With thousands of small and big idols of Ganesha, the elephant-headed god, being installed in almost every nook and corner of the city, various communities joined hands to participate and make the event a success.
It was a Christian, Wilson Brooks, who founded the Shri Sarvajanik Ganesh Mitra Mandal of the King’s Circle area in central Mumbai, one of the 10,000 such in the city. A Muslim, Salim Sheikh, now heads it.
This 24-year-old mandal has 12 members, of whom five are non-Hindus.
“There is nothing in our festival that says non-Hindus cannot participate.
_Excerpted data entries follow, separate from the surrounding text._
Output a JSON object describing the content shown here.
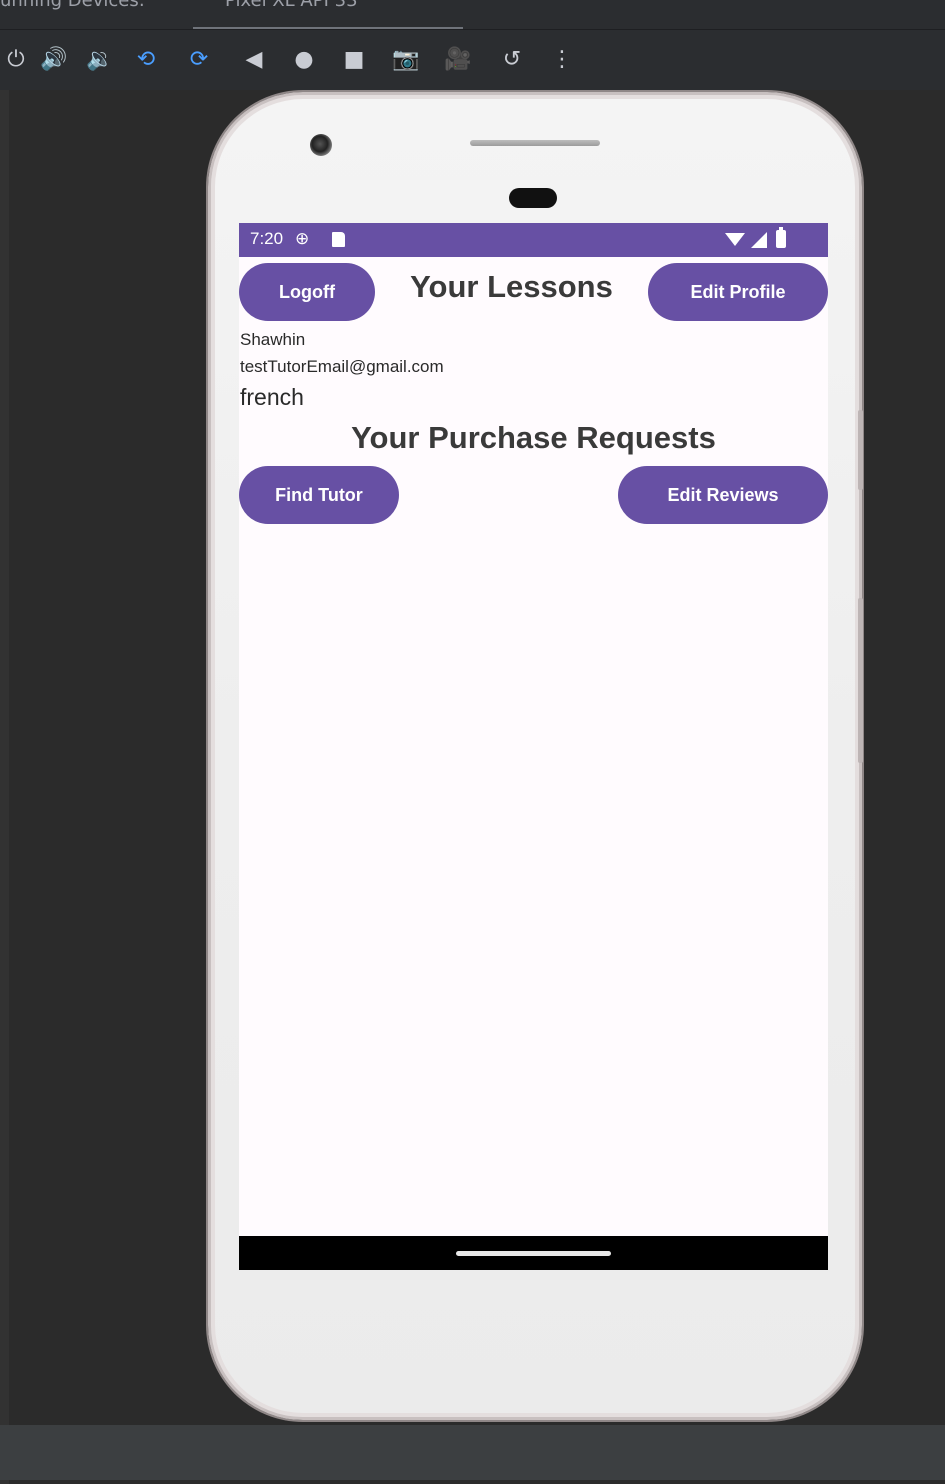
{
  "ide": {
    "tab_running_devices": "unning Devices:",
    "tab_device": "Pixel XL API 33",
    "toolbar_icons": [
      "power-icon",
      "volume-up-icon",
      "volume-down-icon",
      "rotate-left-icon",
      "rotate-right-icon",
      "back-icon",
      "home-icon",
      "overview-icon",
      "screenshot-icon",
      "record-icon",
      "snapshot-icon",
      "more-icon"
    ]
  },
  "status_bar": {
    "time": "7:20",
    "color": "#6750a4"
  },
  "header": {
    "logoff_label": "Logoff",
    "title": "Your Lessons",
    "edit_profile_label": "Edit Profile"
  },
  "profile": {
    "name": "Shawhin",
    "email": "testTutorEmail@gmail.com",
    "subject": "french"
  },
  "requests": {
    "title": "Your Purchase Requests",
    "find_tutor_label": "Find Tutor",
    "edit_reviews_label": "Edit Reviews"
  },
  "theme": {
    "primary": "#6750a4",
    "background": "#fffbfe"
  }
}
In fact, Muslims make generous contributions to our mandal,” said Machindra Nath Dighe, vice president of the 72-year-old Lalbaug Sarvajanik Utsava Mandal, one of the biggest and richest in the city.
Rayomand Batliwala, 23, a Parsi, has been celebrating the festival at his home since he was seven years old. After he showed keen interest in the festival, his family too joined although they had initial reservations.
“It is a blessing to have Lord Ganesha at my home. I strictly perform all the pujas and shlokas (rituals and chants) every year,” Batliwala said.
Batliwala, who lives with his family of six in a Dadar apartment in central Mumbai, even knows all the shlokas by heart, which he learnt both by practice and by listening to friends and neighbours.
“I love the Marathi devotional songs of Ganpati. Though initially my family had problems, they later on became very encouraging and now they too take part in the festival,” he told IANS.
Batliwala’s uncle Dinyar Batlivala considers it an honour to be celebrating the festival.
“It is our great nation’s tradition in which all communities come together during such celebrations,” Dinyar said.
Religion is never a criterion for the more than 30 lifeguards of the Young Men’s Christian Association (YMCA), including Christians and Muslims, who keep an eye on the idol-immersion ritual on the 10th day of the Ganpati festival.
The YMCA has been involved with immersion services since 1996, when a few members received certificates from the Louisville YMCA in the US.